Got the Dublin boots. Love them but they did rub my heel to begin with and the lining near the heal is sort of tricky to get my feet around at times. Great to ride in and waterproof and best thing - non slip! I cleaned mine with effax on the nubuck part and they now look exactly like Dubarrys - or close enough!


----------



## vickybrennan (30 December 2009)

Can anyone tell me how tall these are (top of heel to top of boot at the back) and what they measure round the widest part on the outside - many thanks


----------



## katie402 (30 December 2009)

Thanks everyone! Sounds like Dublin have to get the lining sorted!

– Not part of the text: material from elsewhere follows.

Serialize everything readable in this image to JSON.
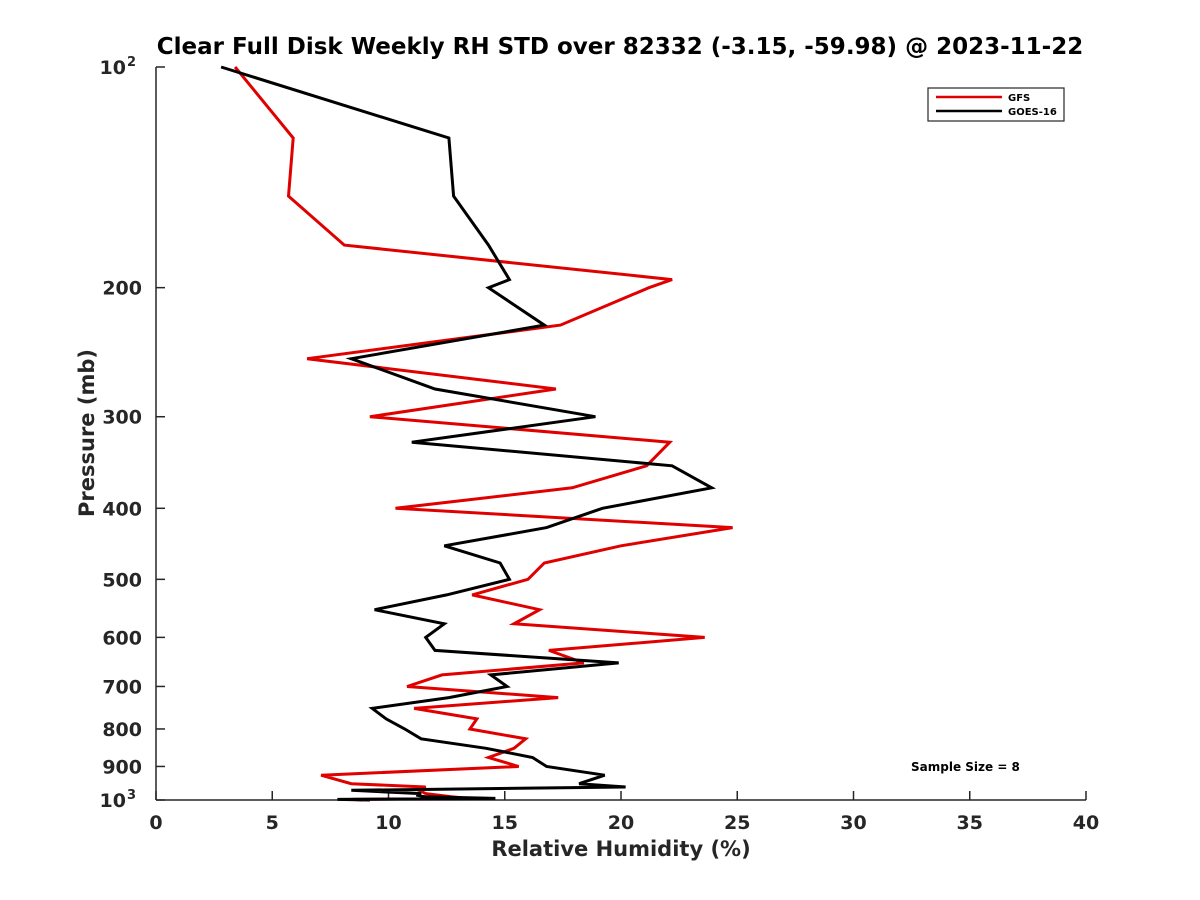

Anyone else out there with the Toggi boots??


----------



## 3Beasties (30 December 2009)

I have The Toggi ones and absolutely love them, they are too nice to wear to the yard though so far I have only used them for dog walking


----------



## katie402 (30 December 2009)

S_L_H - what is the heel/sole like? Would they be suitable to ride in?


----------



## 3Beasties (30 December 2009)

Yep, I spoke to Toggi directly about that and they have made the boots with a riding boot sole, they are riding boots with a country boot look, rather then a country boot.

The sole feels nice and strong and the boots themselves are very warm!


----------



## katie402 (30 December 2009)

Ah Brill!! Thanks!


----------